Forgive yourself. Forgive yourself for believing him, time and time again. Forgive yourself for falling apart. Forgive yourself for not taking care of the body you call home. Thank yourself for getting to the self-care eventually. Forgive yourself for how you handled heartbreak. How you gave in to him again, after saying you wouldn’t. Forgive yourself for the people you hurt while you were hurting. Forgive yourself for the flaws you pointed out about yourself in the mirror every morning for a week. Forgive yourself for shutting people out.
It’s okay to take time for yourself. It’s okay to be there for yourself before being able to be there for others. Forgive yourself for the way you pretended to be okay while you were breaking. You got through it. You’re a fighter who is always finding a way to make it into the brightness. Darling, you are a force to be reckoned with. Forgive yourself for being human.
Lastly, forgive your next love. Forgive him for the way he asks you to tell him about yourself, making you think of the boy who hurt you. Forgive him for the way he will, unknowingly, remind you of your ex. Forgive him for wanting to help heal you when you’re hurting. Forgive him when he gets frustrated at how you struggle to say how you’re feeling. Not everyone will hurt you. Let them in, love is worth risking it for. Forgive him for the way he’ll make you feel alive again, for that may remind you of the sleepless nights you’ve had. Forgive him for believing in you. Forgive him for the way he exceeds your expectations. You deserve to be happy.
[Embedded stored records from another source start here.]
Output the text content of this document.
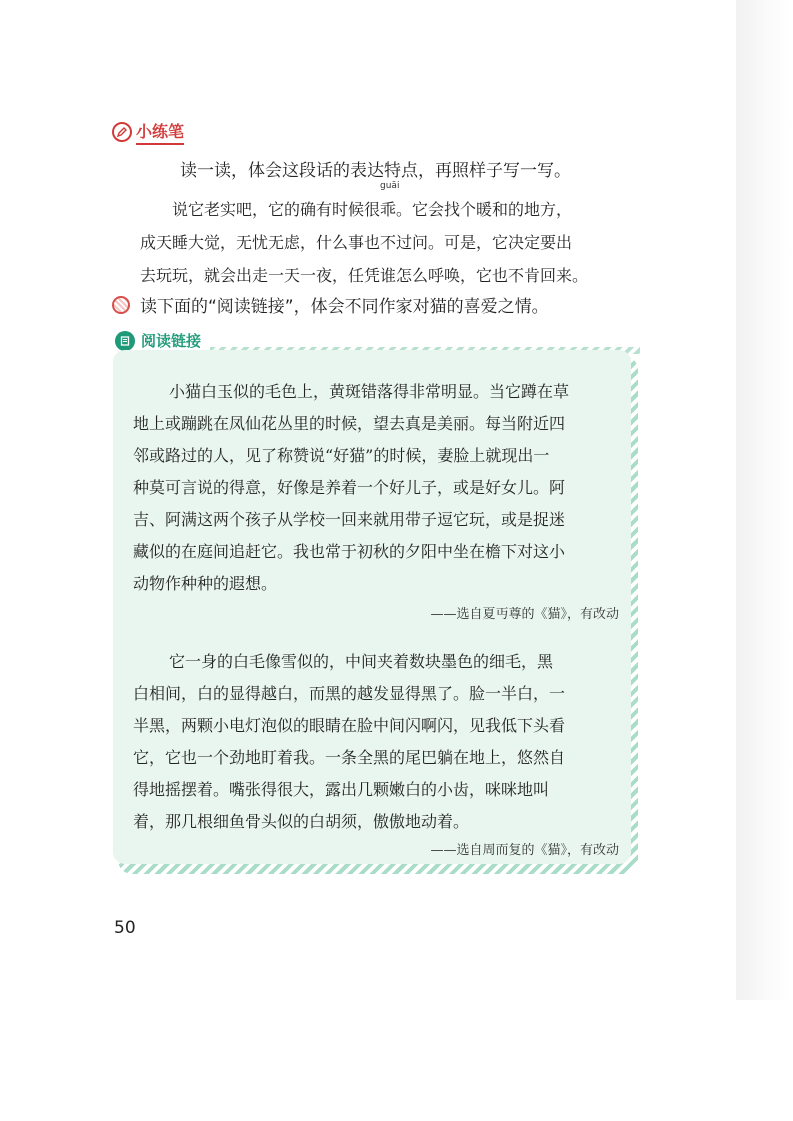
小练笔
读一读，体会这段话的表达特点，再照样子写一写。
说它老实吧，它的确有时候很
guāi
乖。它会找个暖和的地方，
成天睡大觉，无忧无虑，什么事也不过问。可是，它决定要出
去玩玩，就会出走一天一夜，任凭谁怎么呼唤，它也不肯回来。
读下面的“阅读链接”，体会不同作家对猫的喜爱之情。
阅读链接
小猫白玉似的毛色上，黄斑错落得非常明显。当它蹲在草
地上或蹦跳在凤仙花丛里的时候，望去真是美丽。每当附近四
邻或路过的人，见了称赞说“好猫”的时候，妻脸上就现出一
种莫可言说的得意，好像是养着一个好儿子，或是好女儿。阿
吉、阿满这两个孩子从学校一回来就用带子逗它玩，或是捉迷
藏似的在庭间追赶它。我也常于初秋的夕阳中坐在檐下对这小
动物作种种的遐想。
——选自夏丏尊的《猫》，有改动
它一身的白毛像雪似的，中间夹着数块墨色的细毛，黑
白相间，白的显得越白，而黑的越发显得黑了。脸一半白，一
半黑，两颗小电灯泡似的眼睛在脸中间闪啊闪，见我低下头看
它，它也一个劲地盯着我。一条全黑的尾巴躺在地上，悠然自
得地摇摆着。嘴张得很大，露出几颗嫩白的小齿，咪咪地叫
着，那几根细鱼骨头似的白胡须，傲傲地动着。
——选自周而复的《猫》，有改动
50
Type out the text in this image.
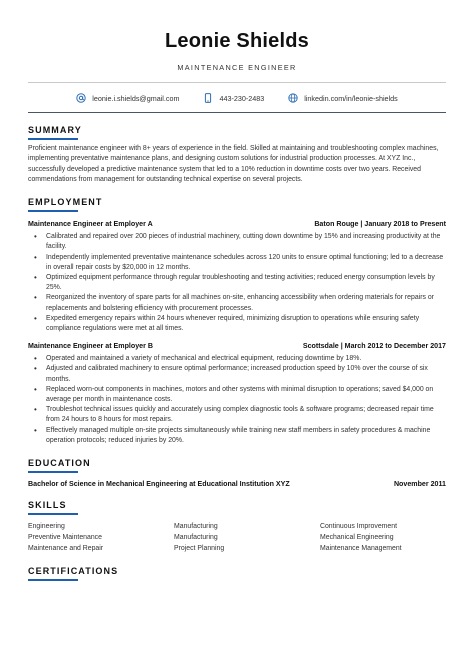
Leonie Shields
MAINTENANCE ENGINEER
leonie.i.shields@gmail.com	443-230-2483	linkedin.com/in/leonie-shields
SUMMARY

Proficient maintenance engineer with 8+ years of experience in the field. Skilled at maintaining and troubleshooting complex machines, implementing preventative maintenance plans, and designing custom solutions for industrial production processes. At XYZ Inc., successfully developed a predictive maintenance system that led to a 10% reduction in downtime costs over two years. Received commendations from management for outstanding technical expertise on several projects.

EMPLOYMENT
Maintenance Engineer at Employer A	Baton Rouge | January 2018 to Present
• Calibrated and repaired over 200 pieces of industrial machinery, cutting down downtime by 15% and increasing productivity at the facility.
• Independently implemented preventative maintenance schedules across 120 units to ensure optimal functioning; led to a decrease in overall repair costs by $20,000 in 12 months.
• Optimized equipment performance through regular troubleshooting and testing activities; reduced energy consumption levels by 25%.
• Reorganized the inventory of spare parts for all machines on-site, enhancing accessibility when ordering materials for repairs or replacements and bolstering efficiency with procurement processes.
• Expedited emergency repairs within 24 hours whenever required, minimizing disruption to operations while ensuring safety compliance regulations were met at all times.
Maintenance Engineer at Employer B	Scottsdale | March 2012 to December 2017
• Operated and maintained a variety of mechanical and electrical equipment, reducing downtime by 18%.
• Adjusted and calibrated machinery to ensure optimal performance; increased production speed by 10% over the course of six months.
• Replaced worn-out components in machines, motors and other systems with minimal disruption to operations; saved $4,000 on average per month in maintenance costs.
• Troubleshot technical issues quickly and accurately using complex diagnostic tools & software programs; decreased repair time from 24 hours to 8 hours for most repairs.
• Effectively managed multiple on-site projects simultaneously while training new staff members in safety procedures & machine operation protocols; reduced injuries by 20%.
EDUCATION
Bachelor of Science in Mechanical Engineering at Educational Institution XYZ	November 2011
SKILLS
Engineering	Manufacturing	Continuous Improvement
Preventive Maintenance	Manufacturing	Mechanical Engineering
Maintenance and Repair	Project Planning	Maintenance Management
CERTIFICATIONS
I want you to take a breath. I want you to try, and I know right now you’re probably tired of trying, but fight. Fight like hell to let yourself be okay. Feel every emotion you need to. Stop thinking that being heartless and finding company in other people will make you less lonely. Feel it all, the good, the bad, the hurt. Let it all in, and then, let it all out. I want you to take a breath.
The inhale through your nose, exhale through your mouth, namaste type of breath.
Whatever you’re feeling in this moment, let it go. Unclench your fists, press your tongue down, close your eyes for a few seconds, and just exist. Do this as many times as you need to, and I promise you, it will get better. You will be okay. Forgive it all.